In my Second year it became harder
The next year started off with my elder daughter starting at her new school. First year of middle school meant a whole new community of people and a whole new group of friends (both for her and for me). I never gelled with any of the moms at middle school that year. My boyfriend and I grew apart and menopause took a tight hold of me. What a shock that was. All the preparation in the world girls doesn’t help.
My Third year was a turnaround
Year three saw me join a gym for the first time since my 20s. By that stage I felt I had conquered the menopause and was ready to take the new me for a few laps around the school yard (if you can read between the lines). The male gym folk didn’t take too kindly to my chirpiness so I moved around several gyms and couldn’t muster up much more than a dirty weekend away. I was pi$$ed and all the exercise was doing nothing to help my bulging waistline either.

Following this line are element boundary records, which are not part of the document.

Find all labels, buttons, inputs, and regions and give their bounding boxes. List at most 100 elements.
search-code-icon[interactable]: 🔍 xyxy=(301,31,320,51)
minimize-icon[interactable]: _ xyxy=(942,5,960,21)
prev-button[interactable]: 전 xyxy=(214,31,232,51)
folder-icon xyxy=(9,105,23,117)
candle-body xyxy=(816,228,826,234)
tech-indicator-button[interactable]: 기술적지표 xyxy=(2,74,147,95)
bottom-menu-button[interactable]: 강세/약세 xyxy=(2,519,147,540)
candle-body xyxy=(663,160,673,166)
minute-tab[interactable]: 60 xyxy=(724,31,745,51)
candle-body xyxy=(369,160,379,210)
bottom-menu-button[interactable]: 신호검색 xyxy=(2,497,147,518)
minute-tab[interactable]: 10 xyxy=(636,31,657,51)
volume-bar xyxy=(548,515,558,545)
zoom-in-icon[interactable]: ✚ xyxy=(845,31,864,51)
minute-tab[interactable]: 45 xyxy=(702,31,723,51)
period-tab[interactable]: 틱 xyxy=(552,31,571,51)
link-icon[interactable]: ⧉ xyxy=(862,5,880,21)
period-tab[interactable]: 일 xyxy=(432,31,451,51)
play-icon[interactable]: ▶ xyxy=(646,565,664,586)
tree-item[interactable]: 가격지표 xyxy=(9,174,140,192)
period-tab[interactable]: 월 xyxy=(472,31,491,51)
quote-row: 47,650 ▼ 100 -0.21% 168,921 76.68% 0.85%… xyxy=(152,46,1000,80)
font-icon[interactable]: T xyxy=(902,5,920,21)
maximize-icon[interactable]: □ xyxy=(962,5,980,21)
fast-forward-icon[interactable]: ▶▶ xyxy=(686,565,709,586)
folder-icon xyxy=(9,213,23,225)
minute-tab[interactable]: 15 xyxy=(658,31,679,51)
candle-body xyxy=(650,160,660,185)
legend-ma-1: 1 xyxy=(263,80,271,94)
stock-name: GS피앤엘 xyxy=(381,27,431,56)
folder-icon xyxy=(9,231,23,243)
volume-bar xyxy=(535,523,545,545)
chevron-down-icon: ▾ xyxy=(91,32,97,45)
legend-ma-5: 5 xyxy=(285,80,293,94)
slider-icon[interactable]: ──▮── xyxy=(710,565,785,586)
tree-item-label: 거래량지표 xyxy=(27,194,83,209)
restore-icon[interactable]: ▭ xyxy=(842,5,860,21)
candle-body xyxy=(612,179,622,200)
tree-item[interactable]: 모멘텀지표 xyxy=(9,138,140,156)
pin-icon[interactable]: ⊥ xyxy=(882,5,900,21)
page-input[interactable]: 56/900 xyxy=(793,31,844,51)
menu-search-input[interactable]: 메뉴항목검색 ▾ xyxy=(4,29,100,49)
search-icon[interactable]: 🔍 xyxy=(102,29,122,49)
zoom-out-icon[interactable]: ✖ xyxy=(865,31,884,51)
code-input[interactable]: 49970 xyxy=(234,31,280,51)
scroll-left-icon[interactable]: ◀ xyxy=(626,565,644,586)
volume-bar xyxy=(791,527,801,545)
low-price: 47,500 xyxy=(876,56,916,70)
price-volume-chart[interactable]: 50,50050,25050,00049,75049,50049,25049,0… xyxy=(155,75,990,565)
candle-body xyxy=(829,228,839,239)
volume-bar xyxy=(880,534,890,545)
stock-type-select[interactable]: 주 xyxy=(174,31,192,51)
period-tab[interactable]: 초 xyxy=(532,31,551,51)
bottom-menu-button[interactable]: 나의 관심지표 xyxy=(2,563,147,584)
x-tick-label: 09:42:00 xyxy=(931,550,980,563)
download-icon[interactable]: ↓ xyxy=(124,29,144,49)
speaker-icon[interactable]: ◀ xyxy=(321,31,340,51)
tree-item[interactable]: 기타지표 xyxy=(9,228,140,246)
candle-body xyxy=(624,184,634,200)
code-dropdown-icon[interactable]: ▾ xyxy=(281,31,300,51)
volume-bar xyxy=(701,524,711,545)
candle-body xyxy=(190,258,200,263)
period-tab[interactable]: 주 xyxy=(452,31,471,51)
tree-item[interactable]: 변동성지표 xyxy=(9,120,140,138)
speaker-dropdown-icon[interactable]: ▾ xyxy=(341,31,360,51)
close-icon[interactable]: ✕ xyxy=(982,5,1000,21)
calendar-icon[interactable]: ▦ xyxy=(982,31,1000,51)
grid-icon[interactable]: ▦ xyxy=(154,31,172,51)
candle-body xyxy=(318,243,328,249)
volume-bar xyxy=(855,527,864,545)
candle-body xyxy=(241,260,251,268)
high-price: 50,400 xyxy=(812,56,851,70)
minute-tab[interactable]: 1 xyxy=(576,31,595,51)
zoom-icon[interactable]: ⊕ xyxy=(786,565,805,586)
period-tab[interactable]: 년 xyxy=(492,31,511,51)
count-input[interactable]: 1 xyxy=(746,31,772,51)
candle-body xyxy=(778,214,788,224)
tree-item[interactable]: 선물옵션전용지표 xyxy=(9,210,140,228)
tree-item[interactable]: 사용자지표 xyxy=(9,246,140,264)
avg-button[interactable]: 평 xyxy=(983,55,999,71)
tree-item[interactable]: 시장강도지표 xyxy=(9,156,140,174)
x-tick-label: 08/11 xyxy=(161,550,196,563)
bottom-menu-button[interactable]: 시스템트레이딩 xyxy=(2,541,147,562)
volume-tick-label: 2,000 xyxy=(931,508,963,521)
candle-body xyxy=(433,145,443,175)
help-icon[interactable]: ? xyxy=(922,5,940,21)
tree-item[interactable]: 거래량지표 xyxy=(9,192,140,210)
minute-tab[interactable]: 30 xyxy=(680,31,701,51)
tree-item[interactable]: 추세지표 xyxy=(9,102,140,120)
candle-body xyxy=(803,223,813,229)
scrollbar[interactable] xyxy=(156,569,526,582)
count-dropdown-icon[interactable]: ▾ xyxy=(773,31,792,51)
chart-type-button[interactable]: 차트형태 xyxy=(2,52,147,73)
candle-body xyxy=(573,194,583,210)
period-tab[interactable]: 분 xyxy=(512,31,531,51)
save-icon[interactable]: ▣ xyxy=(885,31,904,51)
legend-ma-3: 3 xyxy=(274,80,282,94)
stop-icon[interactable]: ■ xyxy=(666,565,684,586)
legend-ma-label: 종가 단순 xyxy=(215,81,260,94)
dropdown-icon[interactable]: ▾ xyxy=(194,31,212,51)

The bulk of the divorce settlement money was long gone and I also found myself looking for a job at the age of 40. What a disgrace. Admin work was foreign to me now computers had taken holder, customer service and waitressing is for the 20 something year old girls, then I found freelancing and haven’t looked back.
Henry and Ronald were both remarried by now and had new children of their own. It was devastating for me to see how irrelevant my girls and I had become to them almost overnight. Don’t go there…

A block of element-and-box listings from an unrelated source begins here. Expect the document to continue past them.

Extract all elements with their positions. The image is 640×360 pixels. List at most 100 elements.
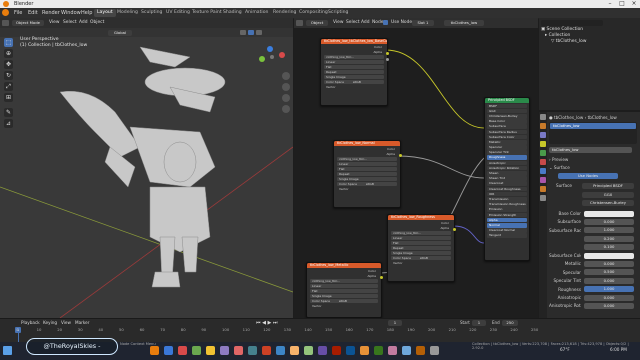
color-socket[interactable] (453, 228, 456, 231)
end-frame-field[interactable]: 250 (502, 320, 518, 326)
param-value-field[interactable]: 0.000 (584, 302, 634, 309)
param-value-field[interactable]: 0.000 (584, 294, 634, 301)
interpolation-dropdown[interactable]: Linear (391, 236, 451, 240)
param-value-field[interactable]: 0.500 (584, 269, 634, 276)
start-frame-field[interactable]: 1 (472, 320, 486, 326)
principled-input-row[interactable]: Subsurface Radius (487, 129, 527, 135)
projection-dropdown[interactable]: Flat (324, 65, 384, 69)
orientation-dropdown[interactable]: Global (108, 29, 132, 36)
surface-section-header[interactable]: ⌄ Surface (549, 164, 570, 171)
interpolation-dropdown[interactable]: Linear (310, 284, 378, 288)
param-value-field[interactable]: 1.000 (584, 227, 634, 234)
image-selector[interactable]: clothing_low_tbC... (324, 55, 384, 59)
taskbar-app-icon[interactable] (220, 346, 229, 355)
image-texture-node-basecolor[interactable]: tbClothes_low_tbClothes_low_BaseColor Co… (320, 38, 389, 106)
slot-dropdown[interactable]: Slot 1 (412, 20, 434, 26)
taskbar-app-icon[interactable] (192, 346, 201, 355)
timeline-menu-playback[interactable]: Playback (18, 319, 43, 327)
viewport-menu-object[interactable]: Object (87, 19, 107, 27)
menu-help[interactable]: Help (78, 9, 95, 17)
image-selector[interactable]: clothing_low_tbC... (337, 157, 397, 161)
param-value-field[interactable]: 0.000 (584, 218, 634, 225)
taskbar-app-icon[interactable] (178, 346, 187, 355)
taskbar-app-icon[interactable] (416, 346, 425, 355)
tab-scripting[interactable]: Scripting (325, 9, 351, 17)
principled-input-row[interactable]: Anisotropic (487, 160, 527, 166)
image-selector[interactable]: clothing_low_tbC... (310, 279, 378, 283)
outliner-row-object[interactable]: ▽ tbClothes_low (551, 39, 586, 45)
world-tab-icon[interactable] (540, 159, 546, 165)
principled-input-row[interactable]: Metallic (487, 139, 527, 145)
projection-dropdown[interactable]: Flat (310, 289, 378, 293)
extension-dropdown[interactable]: Repeat (324, 70, 384, 74)
principled-input-row[interactable]: Clearcoat Normal (487, 228, 527, 233)
playback-controls[interactable]: ⏮ ◀ ▶ ⏭ (256, 320, 277, 326)
blender-menu-icon[interactable] (2, 9, 9, 16)
interpolation-dropdown[interactable]: Linear (337, 162, 397, 166)
menu-file[interactable]: File (11, 9, 25, 17)
close-icon[interactable]: × (628, 0, 640, 8)
render-tab-icon[interactable] (540, 123, 546, 129)
principled-input-row[interactable]: Base Color (487, 119, 527, 124)
principled-input-row[interactable]: Emission Strength (487, 212, 527, 218)
principled-bsdf-node[interactable]: Principled BSDF BSDF GGX Christensen-Burle… (484, 97, 530, 261)
shading-solid-icon[interactable] (240, 30, 246, 35)
image-texture-node-normal[interactable]: tbClothes_low_Normal Color Alpha clothin… (333, 140, 402, 208)
scene-tab-icon[interactable] (540, 150, 546, 156)
param-value-field[interactable] (584, 210, 634, 217)
param-value-field[interactable]: 0.100 (584, 244, 634, 251)
material-dropdown[interactable]: tbClothes_low (444, 20, 484, 26)
tool-tab-icon[interactable] (540, 114, 546, 120)
taskbar-app-icon[interactable] (430, 346, 439, 355)
tab-animation[interactable]: Animation (242, 9, 271, 17)
source-dropdown[interactable]: Single Image (310, 294, 378, 298)
node-editor-type-icon[interactable] (296, 20, 303, 26)
principled-input-row[interactable]: Emission (487, 207, 527, 212)
material-tab-icon[interactable] (540, 186, 546, 192)
minimize-icon[interactable]: – (604, 0, 616, 8)
principled-input-row[interactable]: Clearcoat Roughness (487, 186, 527, 192)
taskbar-app-icon[interactable] (346, 346, 355, 355)
taskbar-app-icon[interactable] (234, 346, 243, 355)
interpolation-dropdown[interactable]: Linear (324, 60, 384, 64)
extension-dropdown[interactable]: Repeat (391, 246, 451, 250)
extension-dropdown[interactable]: Repeat (337, 172, 397, 176)
navigation-gizmo[interactable] (259, 46, 285, 62)
taskbar-app-icon[interactable] (332, 346, 341, 355)
principled-input-row[interactable]: GGX (487, 108, 527, 114)
distribution-dropdown[interactable]: GGX (582, 192, 634, 198)
preview-section-header[interactable]: › Preview (549, 156, 568, 163)
principled-input-row[interactable]: Roughness (487, 155, 527, 161)
view-layer-tab-icon[interactable] (540, 141, 546, 147)
maximize-icon[interactable]: □ (616, 0, 628, 8)
modifier-tab-icon[interactable] (540, 177, 546, 183)
surface-shader-dropdown[interactable]: Principled BSDF (582, 183, 634, 189)
material-name-field[interactable]: tbClothes_low (549, 147, 632, 153)
alpha-socket[interactable] (386, 58, 389, 61)
taskbar-app-icon[interactable] (374, 346, 383, 355)
object-tab-icon[interactable] (540, 168, 546, 174)
material-slot-item[interactable]: tbClothes_low (550, 123, 636, 129)
tab-shading[interactable]: Shading (220, 9, 245, 17)
output-tab-icon[interactable] (540, 132, 546, 138)
source-dropdown[interactable]: Single Image (324, 75, 384, 79)
param-value-field[interactable]: 1.000 (584, 286, 634, 293)
use-nodes-button[interactable]: Use Nodes (558, 173, 618, 179)
taskbar-app-icon[interactable] (164, 346, 173, 355)
taskbar-app-icon[interactable] (206, 346, 215, 355)
taskbar-app-icon[interactable] (318, 346, 327, 355)
tab-sculpting[interactable]: Sculpting (138, 9, 165, 17)
object-mode-dropdown[interactable]: Object Mode (12, 20, 44, 26)
taskbar-app-icon[interactable] (304, 346, 313, 355)
data-tab-icon[interactable] (540, 195, 546, 201)
source-dropdown[interactable]: Single Image (391, 251, 451, 255)
param-value-field[interactable]: 0.000 (584, 260, 634, 267)
tab-modeling[interactable]: Modeling (114, 9, 141, 17)
taskbar-app-icon[interactable] (388, 346, 397, 355)
colorspace-dropdown[interactable]: Color Space sRGB (310, 299, 378, 303)
image-selector[interactable]: clothing_low_tbC... (391, 231, 451, 235)
principled-input-row[interactable]: Clearcoat (487, 181, 527, 186)
character-model[interactable] (59, 46, 226, 288)
color-socket[interactable] (386, 52, 389, 55)
shading-material-icon[interactable] (248, 30, 254, 35)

Years Four, Five and onward are an empty hell
A few years on and my girls started dating. I had settled down content with my cat Felix (he is a Persian and very sociable, he also can take several commands) but life in the suburbs raising two teenage girls and working five days a week just wasn’t where I wanted to be at that stage of life.
To my surprise I joined a woman’s support group and what a shock that was. These women were all unhappily married and appeared to aspire for the life I led (divorced, employed, alone and with mortgage). It didn’t matter how many times or how many ways I explained my situation to them they had this romantic notion that middle-aged divorce brought with it all the perks of “Sex in the City.”
Girls, that is all horse dung.
My Top Ten Regrets Ater My Midlife Crisis Divorce
Needless to say I spent many nights crying in the laundry (sometimes with a wine glass in each hand) contemplating the past, regretting the few decisions I did make and embellishing the attention I did get.
- Not marrying a richer man in the first place (ha-ha )
- Not having a backup man on the hook
- Not having any skills to fall back on when I did need to get a job
- Watching both my ex-husbands start new family from the sideline whilst the best companion I could find was Felix (my cat, my beautiful brave friend cat)
- Not learning beforehand about the crazy things that menopause does to your brain
- Not learning beforehand about the crazy things that menopause does to your body
- Getting pregnant to the wrong man, then having to scramble for a cover story
- Not marrying a better prospect the second time around (sorry Henry)
- Sticking it out, either of the two marriages would have been a lot better than having to work for a living as a single mom
- Believing all the hype about women’s empowerment – working for a boss at minimum wage and giving it all over to pay minuscule bills is not a very empowering way to spend your 40s girls.
Don’t make the same mistakes, listen to the people who have come before you, take their advice and above all else girls (and guys I guess) don’t let anyone else sell you short.